Of course, this being the final phase training we were doing a lot of screening of our crews at all levels, from gunners to bombardiers, navigators, pilots and co-pilots. And, of course, we were honing in on our formation flying capabilities. So we did a lot of testing as far as the pilots and co--pilots were concerned, and that's where I came into play. Our procedure was that the Assistant Operations officer in one squadron would give test rides to pilots in another squadron so nobody would know anybody's background. There would be no personalities involved so you could be very objective in your evaluation. And that's what really led me to getting assigned onto a crew. Toward the latter part of the time at Sioux City, I gave test flights to three pilots from the 547th Squadron, none of whom I had any knowledge of whatsoever. During these rides, I felt that two out of the three I had tested were not up to standards that I thought would be suitable for taking a crew overseas.
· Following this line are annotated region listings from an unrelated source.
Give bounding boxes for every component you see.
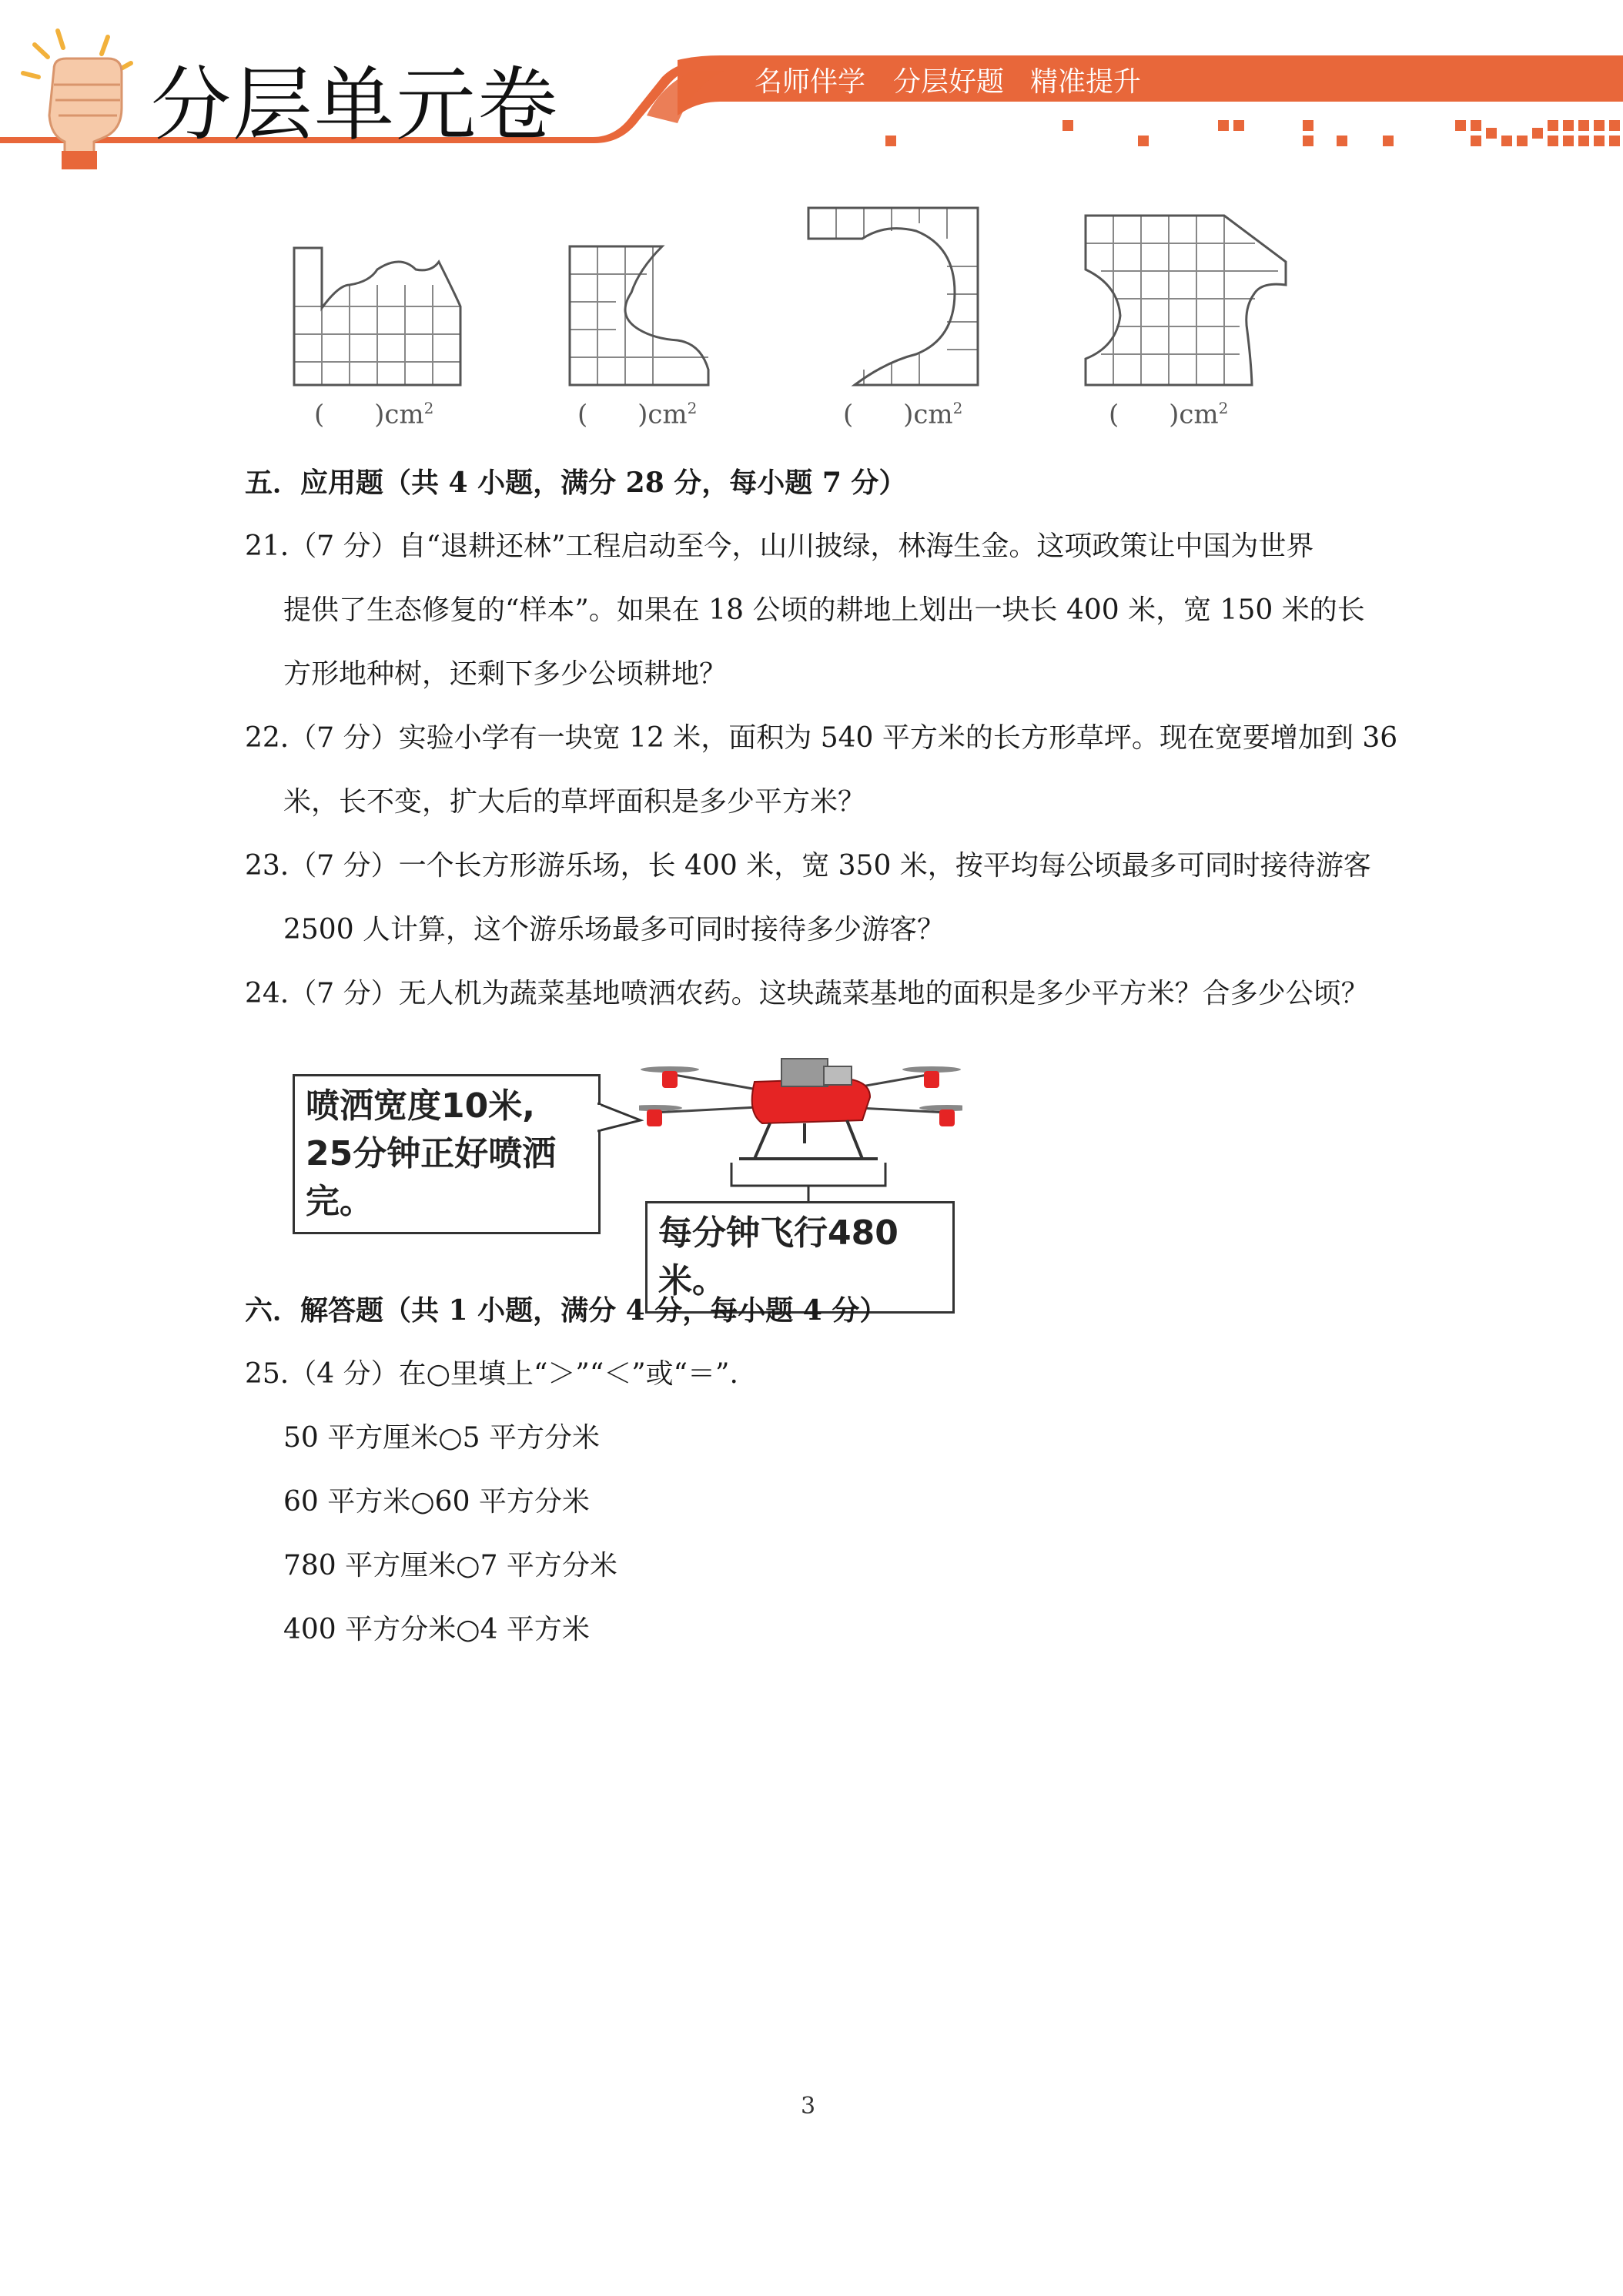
slogan-1: 名师伴学 bbox=[755, 66, 866, 98]
shape-4-answer-blank[interactable]: ( )$cm^2$ bbox=[1109, 399, 1229, 430]
compare-item-3: 780 平方厘米○7 平方分米 bbox=[283, 1550, 617, 1581]
page-number: 3 bbox=[801, 2093, 816, 2120]
grid-shape-1 bbox=[285, 239, 477, 393]
question-21-line-2: 提供了生态修复的“样本”。如果在 18 公顷的耕地上划出一块长 400 米，宽 150 米的长 bbox=[283, 594, 1365, 626]
question-25: 25.（4 分）在○里填上“＞”“＜”或“＝”. bbox=[245, 1358, 738, 1390]
section-6-heading: 六．解答题（共 1 小题，满分 4 分，每小题 4 分） bbox=[245, 1294, 888, 1327]
slogan-3: 精准提升 bbox=[1030, 66, 1142, 98]
slogan-2: 分层好题 bbox=[893, 66, 1005, 98]
question-21-line-1: 21.（7 分）自“退耕还林”工程启动至今，山川披绿，林海生金。这项政策让中国为世界 bbox=[245, 530, 1314, 562]
flight-speed-callout: 每分钟飞行480米。 bbox=[645, 1201, 955, 1314]
fist-icon bbox=[23, 31, 131, 169]
drone-figure bbox=[293, 1043, 986, 1300]
question-22-line-2: 米，长不变，扩大后的草坪面积是多少平方米？ bbox=[283, 786, 866, 818]
callout-pointer bbox=[597, 1097, 644, 1143]
header-dots bbox=[885, 120, 1620, 146]
shape-3-answer-blank[interactable]: ( )$cm^2$ bbox=[843, 399, 963, 430]
question-21-line-3: 方形地种树，还剩下多少公顷耕地？ bbox=[283, 658, 728, 690]
question-24: 24.（7 分）无人机为蔬菜基地喷洒农药。这块蔬菜基地的面积是多少平方米？合多少公顷？ bbox=[245, 978, 1369, 1009]
compare-item-4: 400 平方分米○4 平方米 bbox=[283, 1614, 590, 1645]
question-22-line-1: 22.（7 分）实验小学有一块宽 12 米，面积为 540 平方米的长方形草坪。现在宽要增加到 36 bbox=[245, 722, 1398, 754]
page-header bbox=[0, 0, 1623, 177]
grid-shapes-figure bbox=[277, 200, 1309, 447]
grid-shape-2 bbox=[562, 239, 724, 393]
section-5-heading: 五．应用题（共 4 小题，满分 28 分，每小题 7 分） bbox=[245, 467, 907, 499]
spray-width-callout bbox=[293, 1074, 601, 1234]
question-23-line-1: 23.（7 分）一个长方形游乐场，长 400 米，宽 350 米，按平均每公顷最多可同时接待游客 bbox=[245, 850, 1371, 882]
brand-title: 分层单元卷 bbox=[151, 58, 560, 152]
compare-item-2: 60 平方米○60 平方分米 bbox=[283, 1486, 590, 1518]
grid-shape-4 bbox=[1078, 208, 1301, 393]
shape-1-answer-blank[interactable]: ( )$cm^2$ bbox=[314, 399, 434, 430]
shape-2-answer-blank[interactable]: ( )$cm^2$ bbox=[577, 399, 698, 430]
drone-icon bbox=[639, 1043, 962, 1174]
callout-1-line-2: 25分钟正好喷洒完。 bbox=[306, 1134, 557, 1221]
question-23-line-2: 2500 人计算，这个游乐场最多可同时接待多少游客？ bbox=[283, 914, 945, 946]
compare-item-1: 50 平方厘米○5 平方分米 bbox=[283, 1422, 601, 1454]
callout-1-line-1: 喷洒宽度10米, bbox=[306, 1086, 535, 1126]
width-bracket bbox=[724, 1163, 893, 1201]
grid-shape-3 bbox=[801, 200, 993, 393]
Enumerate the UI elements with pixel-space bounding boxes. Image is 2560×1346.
So, I recommended that they have further training or retesting by someone other than myself. The Group Operations Officer felt my evaluation was okay so they sent one pilot, or perhaps two out of the three, back for further pilot training.

A few days later it dawned on me that replacements are needed. I said "I'm tired of flying this desk." I volunteered to go to combat, and wanted to see if I could get one of those crews. I went to our Colonel, the group Commanding Officer, and requested that I be considered, which I was. That's when I became the first pilot for the crew of "The Natural."